KETIKA ANAK BERTANYA SEKS Part I

1.      ANAK DAN KITA
Semua orang tua pernah bahkan dibuat tercengang oleh celoteh atau pertanyaan bocah. Namun, tampaknya tak bisa dimungkiri bahwa tidak semua dari kita mampu bersikap bijak dalam menanggapi celoteh atau menjawab pertanyaan anak yang selama ini dianggap cetek, tidak tahu apa-apa. Kita dapat menjadi panik, atas celoteh pertayaan mereka itu. Untuk menutupinya, kita sering mencari pembenaran dengan mengatakan bahwa sang anak belum perlu mengetahui jawaban yang sebenarnya atas pertanyaan yang diajukannya.
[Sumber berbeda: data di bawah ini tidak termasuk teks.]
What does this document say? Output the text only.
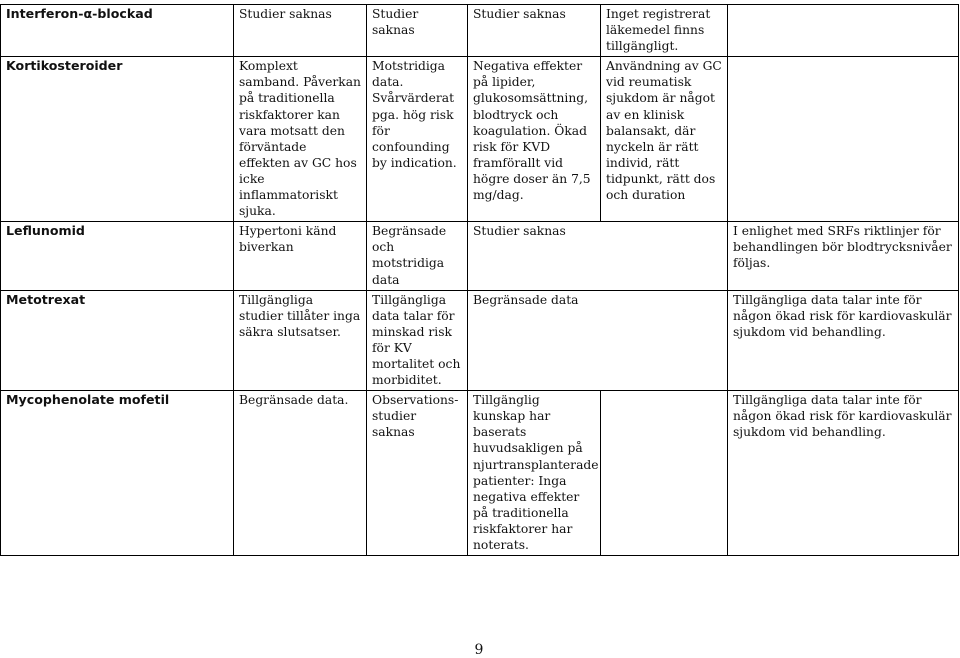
Interferon-α-blockad	Studier saknas	Studier saknas	Studier saknas	Inget registrerat läkemedel finns tillgängligt.	
Kortikosteroider	Komplext samband. Påverkan på traditionella riskfaktorer kan vara motsatt den förväntade effekten av GC hos icke inflammatoriskt sjuka.	Motstridiga data. Svårvärderat pga. hög risk för confounding by indication.	Negativa effekter på lipider, glukosomsättning, blodtryck och koagulation. Ökad risk för KVD framförallt vid högre doser än 7,5 mg/dag.	Användning av GC vid reumatisk sjukdom är något av en klinisk balansakt, där nyckeln är rätt individ, rätt tidpunkt, rätt dos och duration	
Leflunomid	Hypertoni känd biverkan	Begränsade och motstridiga data	Studier saknas		I enlighet med SRFs riktlinjer för behandlingen bör blodtrycksnivåer följas.
Metotrexat	Tillgängliga studier tillåter inga säkra slutsatser.	Tillgängliga data talar för minskad risk för KV mortalitet och morbiditet.	Begränsade data		Tillgängliga data talar inte för någon ökad risk för kardiovaskulär sjukdom vid behandling.
Mycophenolate mofetil	Begränsade data.	Observations-studier saknas	Tillgänglig kunskap har baserats huvudsakligen på njurtransplanterade patienter: Inga negativa effekter på traditionella riskfaktorer har noterats.		Tillgängliga data talar inte för någon ökad risk för kardiovaskulär sjukdom vid behandling.
9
Celakanya, pada saat panik, jawaban yang dilontarkan terkesan asal-asalan. Sekenanya saja. Detik berikutnya, kita pun lupa atas jawaban dan sikap cuek di depan anak. Padahal, jawaban kita terpatri dalam memori sang anak. Ekspresi wajah kita yang tak bersahabat pun akan membuat anak menyesal telah bertanya. Padahal, ia benar-benar tidak tahu dan ingin mengetahui apa yang ia tanyakan karena ia memiliki hak untuk bertanya. Lebih lajut, sang anak akan merasa bersalah atas pertanyaan yang ia lontarkan.
Disadari atau tidak, jawaban kita yang asal bunyi dan sikap tidak mau ambil pusing dengan pertayaan anak merupakan cermin dari sikap posesif. Egois, dan kearogaan kita sebagai orang tua.
a.      Posesif
Sikap posesif (rasa menjadi pemilik) muncul karena anggapan bahwa anak adalah hak milik kita sehingga kita sering memaksakan kehendak pada anak atau mungkin juga bersikap over protected. Bila menempati posisi sebagai ibu, terkadang kita mengklaim bahwa anak adalah hak mutlak yang bisa kita kendalikan sekehendak hati karena sejak awal kehidupannya ia tumbuh dan berkembang dalam rahim kita. Begitu pun bila kita berperan sebagai ayah. Kita sering mengharuskan anak-anak mengikuti segala kemauan karena merasa telah mencari nafkah untuk mereka. Tak jarang, pemikiran mereka pun kita pasung dengan mengharuskannya mengikuti pendapat kita.
Semua itu terjadi karena sikap posesif orang tua pada anaknya. Padahal, mereka adalah milik sang khalik yang diamanahkan pada kita untuk dibina dengan penuh cinta, kasih saying, dan tanggung jawab.
“Dan ketahuilah bahwa hartamu dan anak-anakmu itu hanyalah sebagai cobaan dan sesungguhnya di sisi Allah-lah pahala yang besar.” (Q.S.Al Anfaal 8:28)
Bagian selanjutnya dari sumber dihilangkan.